Xangô oluaxô fera faiscante olho de orobô
Bochecha de obi.
Fogo pela boca, dono de Kossô,
Orixá que assusta
Disputa com egum a posse de eku
Castiga quem não te respeita
Xangô da roupa rubra, dono da casa da riqueza.
Boca de fogo, felino na caça
Rompemuros rasgaparedes
Racha e crava pedras de raio.
Gritam teu nome na terra
Gritam teu nome na guerra.

(…)

Xangô, dono de Kossô, matador sem defesa
Kabiessi ô.
Não há lugar para todas as tuas roupas
Vida plena, aqui na minha tenda.
Enforcado não enforcado
Não nos bata com teu machado.
Que a vida, vida seja –
Dono de Kossô,

Me proteja.

Outra cantiga, dedicada a Iansã (ou Oyá), orixá que rege os ventos e tempestades, também traduzida por Antônio Risério,

IANSÃ

Tradução de Antônio Risério

Ê ê ê epa, Oiá ô
Grande mãe.
Iá ô.
Beleza preta
No ventre do vento.
Dona do vento que desgrenha as brenhas.
Dona do vento que despenteia os campos.
Dona de minha cabeça.
Amor de Xangô.

(…)

Aquela que luta nas alturas.
Que doma a dor da miséria.
Que doma a dor do vazio.
Que doma a dor da desonra.
Que doma a dor da tristeza.

Na música popular brasileira, o oriki inspirou compositores da Bossa Nova e Tropicália. Baden Powell e   Vinícius de Moraes gravaram o disco Afro-Sambas, e o grupo tropicalista baiano, formado por Caetano Veloso, Gilberto Gil, Maria Bethânia e Gal Costa também gravou diversas canções inspiradas nos orixás.

A Coluna do Portal Don Oleari deste sábado não se afasta do seu design e selecionou para publicação um poema e uma composição inspirados nos orikis: D. JANAINA, Manuel Bandeira,  e IANSÃ, Gilberto Gil (veja e ouça vídeo com Gil no final da coluna).

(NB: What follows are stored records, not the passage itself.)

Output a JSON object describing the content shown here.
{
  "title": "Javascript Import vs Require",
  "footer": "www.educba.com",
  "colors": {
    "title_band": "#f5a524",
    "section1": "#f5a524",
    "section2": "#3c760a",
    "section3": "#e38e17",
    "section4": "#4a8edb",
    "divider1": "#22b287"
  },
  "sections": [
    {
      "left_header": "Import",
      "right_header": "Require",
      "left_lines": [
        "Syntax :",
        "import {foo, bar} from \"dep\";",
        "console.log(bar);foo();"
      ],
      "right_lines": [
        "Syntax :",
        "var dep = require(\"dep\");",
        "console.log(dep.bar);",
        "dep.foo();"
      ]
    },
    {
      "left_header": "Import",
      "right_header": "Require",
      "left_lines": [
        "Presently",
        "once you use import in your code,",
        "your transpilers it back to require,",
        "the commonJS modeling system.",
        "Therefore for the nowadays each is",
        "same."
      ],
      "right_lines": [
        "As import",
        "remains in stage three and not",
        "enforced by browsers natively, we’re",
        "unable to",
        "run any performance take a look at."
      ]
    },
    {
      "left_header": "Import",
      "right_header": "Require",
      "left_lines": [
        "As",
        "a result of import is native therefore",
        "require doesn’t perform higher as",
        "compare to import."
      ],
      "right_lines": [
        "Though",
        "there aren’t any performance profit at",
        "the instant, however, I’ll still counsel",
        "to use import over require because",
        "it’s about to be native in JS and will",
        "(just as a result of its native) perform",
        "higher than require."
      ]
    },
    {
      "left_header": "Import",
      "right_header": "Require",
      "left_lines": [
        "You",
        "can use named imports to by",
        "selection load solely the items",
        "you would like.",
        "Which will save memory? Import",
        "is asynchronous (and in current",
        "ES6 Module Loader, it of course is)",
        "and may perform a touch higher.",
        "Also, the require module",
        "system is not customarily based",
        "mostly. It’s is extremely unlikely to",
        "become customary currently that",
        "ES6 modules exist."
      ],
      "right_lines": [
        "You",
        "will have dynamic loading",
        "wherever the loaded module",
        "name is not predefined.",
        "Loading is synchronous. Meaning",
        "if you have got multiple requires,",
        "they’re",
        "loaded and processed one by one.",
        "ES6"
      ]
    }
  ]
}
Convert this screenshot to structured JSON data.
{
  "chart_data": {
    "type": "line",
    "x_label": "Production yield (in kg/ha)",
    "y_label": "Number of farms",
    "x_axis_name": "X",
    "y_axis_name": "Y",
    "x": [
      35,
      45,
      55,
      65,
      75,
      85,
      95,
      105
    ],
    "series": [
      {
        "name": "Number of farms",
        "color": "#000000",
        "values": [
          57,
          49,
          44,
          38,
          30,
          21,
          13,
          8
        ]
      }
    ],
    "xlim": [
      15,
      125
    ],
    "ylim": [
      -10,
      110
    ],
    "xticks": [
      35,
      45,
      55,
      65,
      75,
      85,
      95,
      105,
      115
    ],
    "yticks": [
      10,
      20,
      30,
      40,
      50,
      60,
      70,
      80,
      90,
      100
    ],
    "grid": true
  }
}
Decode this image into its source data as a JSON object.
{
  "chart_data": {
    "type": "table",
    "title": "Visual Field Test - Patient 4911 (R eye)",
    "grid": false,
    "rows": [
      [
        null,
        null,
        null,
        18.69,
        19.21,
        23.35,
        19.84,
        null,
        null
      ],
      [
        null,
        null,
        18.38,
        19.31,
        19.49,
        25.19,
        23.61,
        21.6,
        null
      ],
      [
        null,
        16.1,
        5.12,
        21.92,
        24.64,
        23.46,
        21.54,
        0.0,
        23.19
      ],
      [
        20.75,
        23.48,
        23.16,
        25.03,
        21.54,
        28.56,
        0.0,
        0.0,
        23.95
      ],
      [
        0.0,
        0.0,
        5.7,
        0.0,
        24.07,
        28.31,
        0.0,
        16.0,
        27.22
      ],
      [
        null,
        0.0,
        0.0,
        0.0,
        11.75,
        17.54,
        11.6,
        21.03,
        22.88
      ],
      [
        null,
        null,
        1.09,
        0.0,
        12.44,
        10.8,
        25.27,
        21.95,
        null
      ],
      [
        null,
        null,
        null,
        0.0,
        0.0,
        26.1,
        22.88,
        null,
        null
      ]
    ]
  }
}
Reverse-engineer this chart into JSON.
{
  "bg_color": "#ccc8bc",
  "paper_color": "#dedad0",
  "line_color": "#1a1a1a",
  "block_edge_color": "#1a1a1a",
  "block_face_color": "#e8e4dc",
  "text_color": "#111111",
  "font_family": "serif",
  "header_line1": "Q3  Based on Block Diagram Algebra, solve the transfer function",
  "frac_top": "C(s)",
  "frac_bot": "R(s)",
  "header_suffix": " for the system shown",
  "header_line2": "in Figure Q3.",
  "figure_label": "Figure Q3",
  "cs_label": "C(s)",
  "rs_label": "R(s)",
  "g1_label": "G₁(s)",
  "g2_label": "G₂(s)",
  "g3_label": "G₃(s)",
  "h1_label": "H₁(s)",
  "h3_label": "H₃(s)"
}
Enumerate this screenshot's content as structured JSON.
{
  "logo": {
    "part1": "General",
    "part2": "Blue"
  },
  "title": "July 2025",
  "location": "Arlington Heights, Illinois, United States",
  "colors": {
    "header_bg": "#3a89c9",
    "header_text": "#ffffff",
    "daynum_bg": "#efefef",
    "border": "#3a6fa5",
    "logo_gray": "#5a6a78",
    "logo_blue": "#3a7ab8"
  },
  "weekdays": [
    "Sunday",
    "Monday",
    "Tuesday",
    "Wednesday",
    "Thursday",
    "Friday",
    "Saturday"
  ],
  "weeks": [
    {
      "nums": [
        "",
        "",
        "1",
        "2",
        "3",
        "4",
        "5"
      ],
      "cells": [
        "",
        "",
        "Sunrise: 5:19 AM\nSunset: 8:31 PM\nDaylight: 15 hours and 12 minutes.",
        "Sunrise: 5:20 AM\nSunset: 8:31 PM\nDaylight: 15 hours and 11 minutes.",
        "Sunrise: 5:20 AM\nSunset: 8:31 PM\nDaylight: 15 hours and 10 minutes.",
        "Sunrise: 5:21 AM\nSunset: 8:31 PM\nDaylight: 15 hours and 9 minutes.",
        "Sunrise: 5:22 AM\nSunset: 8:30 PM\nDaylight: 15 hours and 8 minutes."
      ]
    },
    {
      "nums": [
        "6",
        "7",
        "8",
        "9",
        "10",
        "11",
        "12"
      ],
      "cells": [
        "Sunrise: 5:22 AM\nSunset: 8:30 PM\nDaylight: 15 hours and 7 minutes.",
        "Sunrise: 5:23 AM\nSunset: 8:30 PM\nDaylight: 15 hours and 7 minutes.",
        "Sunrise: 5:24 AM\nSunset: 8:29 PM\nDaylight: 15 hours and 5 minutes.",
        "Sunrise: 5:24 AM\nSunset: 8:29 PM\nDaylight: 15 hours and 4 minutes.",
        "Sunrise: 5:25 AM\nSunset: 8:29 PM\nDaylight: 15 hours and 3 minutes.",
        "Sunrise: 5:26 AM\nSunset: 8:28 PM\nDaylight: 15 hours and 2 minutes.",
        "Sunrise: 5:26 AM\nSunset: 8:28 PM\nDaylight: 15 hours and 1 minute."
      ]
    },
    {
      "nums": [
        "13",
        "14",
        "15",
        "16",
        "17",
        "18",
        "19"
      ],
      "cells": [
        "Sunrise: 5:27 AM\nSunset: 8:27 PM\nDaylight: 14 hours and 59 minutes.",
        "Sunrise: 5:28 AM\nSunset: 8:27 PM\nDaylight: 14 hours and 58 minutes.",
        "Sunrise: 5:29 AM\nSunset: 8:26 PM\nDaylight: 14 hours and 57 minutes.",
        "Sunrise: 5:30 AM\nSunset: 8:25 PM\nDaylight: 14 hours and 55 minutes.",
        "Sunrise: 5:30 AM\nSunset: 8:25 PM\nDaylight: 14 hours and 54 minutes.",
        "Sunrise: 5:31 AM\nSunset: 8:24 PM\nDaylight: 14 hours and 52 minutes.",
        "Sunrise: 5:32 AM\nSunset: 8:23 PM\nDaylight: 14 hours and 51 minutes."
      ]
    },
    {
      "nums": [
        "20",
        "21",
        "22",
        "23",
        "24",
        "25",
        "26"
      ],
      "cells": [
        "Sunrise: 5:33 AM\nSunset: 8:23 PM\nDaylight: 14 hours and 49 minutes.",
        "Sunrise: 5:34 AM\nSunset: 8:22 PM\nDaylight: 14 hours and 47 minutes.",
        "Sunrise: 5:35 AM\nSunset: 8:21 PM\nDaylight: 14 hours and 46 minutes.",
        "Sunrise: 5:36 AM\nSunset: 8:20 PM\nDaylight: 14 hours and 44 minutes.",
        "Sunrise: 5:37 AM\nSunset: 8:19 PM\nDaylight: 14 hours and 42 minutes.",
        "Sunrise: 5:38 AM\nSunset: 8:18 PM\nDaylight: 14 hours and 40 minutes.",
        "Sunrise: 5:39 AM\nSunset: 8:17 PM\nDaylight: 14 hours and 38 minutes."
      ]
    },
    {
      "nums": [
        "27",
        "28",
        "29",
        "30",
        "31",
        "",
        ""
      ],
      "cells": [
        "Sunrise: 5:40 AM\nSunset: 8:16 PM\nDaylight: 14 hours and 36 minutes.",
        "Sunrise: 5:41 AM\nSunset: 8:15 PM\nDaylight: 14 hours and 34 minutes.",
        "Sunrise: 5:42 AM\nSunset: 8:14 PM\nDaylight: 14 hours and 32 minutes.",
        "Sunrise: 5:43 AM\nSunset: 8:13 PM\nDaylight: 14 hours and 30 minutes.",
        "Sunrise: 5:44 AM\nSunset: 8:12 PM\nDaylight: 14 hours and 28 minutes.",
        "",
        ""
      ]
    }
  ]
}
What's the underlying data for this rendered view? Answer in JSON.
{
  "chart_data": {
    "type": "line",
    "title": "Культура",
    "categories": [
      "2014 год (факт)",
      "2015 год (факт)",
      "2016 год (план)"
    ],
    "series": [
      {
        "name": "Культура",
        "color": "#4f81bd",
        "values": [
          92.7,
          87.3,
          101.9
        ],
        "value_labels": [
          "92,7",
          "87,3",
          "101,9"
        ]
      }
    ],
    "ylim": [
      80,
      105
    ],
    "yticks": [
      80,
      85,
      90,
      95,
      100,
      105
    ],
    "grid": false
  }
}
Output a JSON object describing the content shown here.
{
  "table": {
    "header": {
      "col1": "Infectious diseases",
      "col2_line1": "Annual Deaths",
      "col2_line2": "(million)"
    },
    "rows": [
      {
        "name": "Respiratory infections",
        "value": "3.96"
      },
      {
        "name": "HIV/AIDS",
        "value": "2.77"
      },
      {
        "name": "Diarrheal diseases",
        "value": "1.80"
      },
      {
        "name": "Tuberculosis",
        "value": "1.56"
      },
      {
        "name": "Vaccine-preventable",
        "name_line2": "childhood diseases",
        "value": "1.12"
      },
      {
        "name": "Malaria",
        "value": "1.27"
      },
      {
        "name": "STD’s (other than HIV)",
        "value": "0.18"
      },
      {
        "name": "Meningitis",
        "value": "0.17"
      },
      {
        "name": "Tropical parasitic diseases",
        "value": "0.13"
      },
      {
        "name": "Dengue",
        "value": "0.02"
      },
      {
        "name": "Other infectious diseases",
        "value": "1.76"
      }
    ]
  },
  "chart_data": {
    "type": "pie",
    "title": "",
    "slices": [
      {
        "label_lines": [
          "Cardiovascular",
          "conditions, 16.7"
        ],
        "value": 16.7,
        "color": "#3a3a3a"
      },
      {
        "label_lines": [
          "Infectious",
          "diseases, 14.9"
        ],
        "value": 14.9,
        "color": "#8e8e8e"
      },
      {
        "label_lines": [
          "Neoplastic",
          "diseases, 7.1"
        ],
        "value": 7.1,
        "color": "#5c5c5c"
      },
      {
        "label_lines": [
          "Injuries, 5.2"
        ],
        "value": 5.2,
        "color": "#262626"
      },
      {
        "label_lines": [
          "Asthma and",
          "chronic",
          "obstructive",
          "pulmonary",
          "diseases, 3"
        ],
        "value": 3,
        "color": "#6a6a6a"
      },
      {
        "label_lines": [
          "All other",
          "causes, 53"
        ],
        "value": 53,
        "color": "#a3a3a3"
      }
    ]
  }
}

À direita, capa da edição física do livro de Rubens Pontes.

Rubens Pontes, jornalista

Capim Branco, MG

JANAÍNA


(Manuel Bandeira)

  1. Janaína
    Sereia do mar
    D. Janaína
    De maiô encarnado
    D. Janaína
    Vai se banhar.
  2. Janaína
    Princesa do mar
    D. Janaína
    Tem muitos amores
    É o rei do Congo
    É o rei de Aloanda
    É o sultão-dos-matos
    É S. Salavá!

Sarava sarava
D. Janaína
Rainha do mar

  1. Janaína
    Princesa do mar
    Dai-me licença
    Pra eu também brincar
    No vosso reina.

IANSÃ
(Gilberto Gil)

Senhora das nuvens de chumbo
Senhora do mundo
Dentro de mim
Rainha dos raios
Rainha dos raios
Rainha dos raios
Tempo bom, tempo ruim
Senhora das chuvas de junho
Senhora de tudo
Dentro de mim
Rainha dos raios
Rainha dos raios
Rainha dos raios
Tempo bom, tempo ruim
Eu sou um céu
Para as tuas tempestades
Um céu partido ao meio no meio da tarde
Eu sou um céu
Para as tuas tempestades
Deusa pagã dos relâmpagos
Das chuvas de todo ano
Dentro de mim
Rainha dos raios
Rainha dos raios
Rainha dos raios
Tempo bom, tempo ruim

Nota do autor da coluna:

A coluna do Portal  Don OIeari desta semana se valeu de registros formulados por Claudio Daniel, jornalista, poeta tradutor, ensaísta, com pós-doutorado em Teoria Literária pela UFMG.